Do you remember? My editor does. "So, how has this trade worked out for you, one year after you wrote this column?" He's referring to my December, 2016, piece, "Trump has created a new class of suckers: Investors in U.S. equities," in which I said I was continuing my personal sell-off of stocks that I started the week after Mr. Trump was elected.
Well, I think we know the answer: As we sit here in January, 2018, my mostly cash portfolio has had returns that could be described with a choice Trumpian vulgarity. However, this particular lookback won't quite be what my editor thought, namely "something about not letting emotions and politics dictate your investing strategy": I still believe investors overrate the economic benefits of a Trump presidency, and underestimate its risks.
The argument I made several weeks after Mr. Trump's election was that whatever economic growth and rise in corporate profits might reasonably come from his administration was already rapidly being priced in. And what was not reflected in equity prices, I said, was a significant rise in uncertainty from having someone of Mr. Trump's temperament commanding a global power. We were, I argued, "heading down a deeply abnormal path."
So. I don't think I was wrong, necessarily, certainly not about the abnormal path. But as markets continue to set new records, investors clearly reject the idea that Mr. Trump offers an imminent threat to global stability – at least, the stability of the financial markets. On Jan. 3, the day after Mr. Trump taunted North Korean leader Kim Jong-un by saying his "nuclear button … is a much bigger & more powerful one than his," MarketWatch sent the headline "Wall Street's 'fear gauge' tumbles, threatens to hit record low."
I find this odd. Perhaps investors are taking to heart what Brian Belski, BMO Nesbitt Burns's top equity strategist, told me late last year as he explained why his bullish market projections came true. "When you look at President Trump, you have to understand it's, 'Don't do as I say, it's do what I do.' The best example of all this is how he dealt with the [U.S. Federal Reserve]. Remember during the campaign, he talked about 'The Fed is a sham, and we need to close it down, and increase interest rates, strengthen the dollar.' That's what he said. But what did he do? He elected a dovish, Yellen-like new Fed chairman. Don't do as I say, do what I do. Period."

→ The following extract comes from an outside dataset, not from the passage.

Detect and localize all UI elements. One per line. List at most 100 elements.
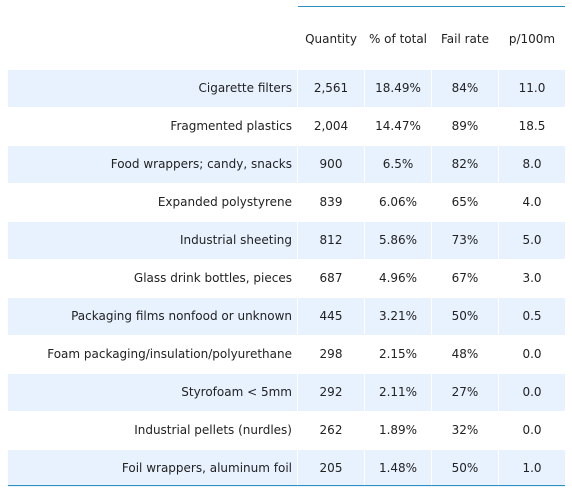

It is said that Mr. Trump's negotiating strategy is to be an unpredictable, even erratic, opponent, so as to keep the folks on the other side of the table guessing, unsure of themselves, and ultimately weakened. Which is fine, one supposes, when the stakes are no higher than a Manhattan skyscraper, but is considerably more unnerving when a U.S. president, for the first time in the nuclear era, publicly threatens apocalypse.
What might support this shocking rise in equity prices? Mr. Trump's never-ending tweetstorm of previously unpresidential rhetoric does distract from a massive and profound deregulatory effort that will ultimately boost earnings across nearly every sector, but particularly finance and energy. Certainly, he's made far more progress in deregulation than he has in his noisy promises to undo the free-trade deals he finds so unfair to the United States.
If unshackled corporations indeed rack up profits, perhaps some of these gains might make sense. But the S&P 500 is now up more than 30 per cent since the day of Mr. Trump's election. And notwithstanding Mr. Belski, who says we're still in the early stages of a very long bull run, the prevailing sentiment in 2016 was that the economic expansion and the concurrent market rise was well-aged. Now, as the sturdy old Dow Jones industrial average added another 1,000 points in just eight days, the Wall Street Journal referred to market sentiment, quite baldly, as "fear turns to greed," saying, "Some market observers have dubbed this phenomenon Fear of Missing Out."
I have no such fear. Thursday afternoon, I went in to my brokerage account and placed orders to sell off the last of my equities. I was right too early in the 1990s, eschewing flashing Janus Funds even though they had another couple of years to go in their hot streak. I was right too early in 2005, pulling out of most equities out of concern for the overheating U.S. housing market. I missed out on significant gains in both cases, illustrating the warnings that ordinary investors shouldn't try to time the market – but those gains became illusory as markets crumbled thereafter.
My final sale on Thursday was Warren Buffet's Berkshire Hathaway, a stock I bought in 2009 when he purchased Burlington Northern Railroad and said he was making "an all-in wager on the economic future of the United States." Appropriate, because I'm making, with sadness, a similar, but all-out, bet.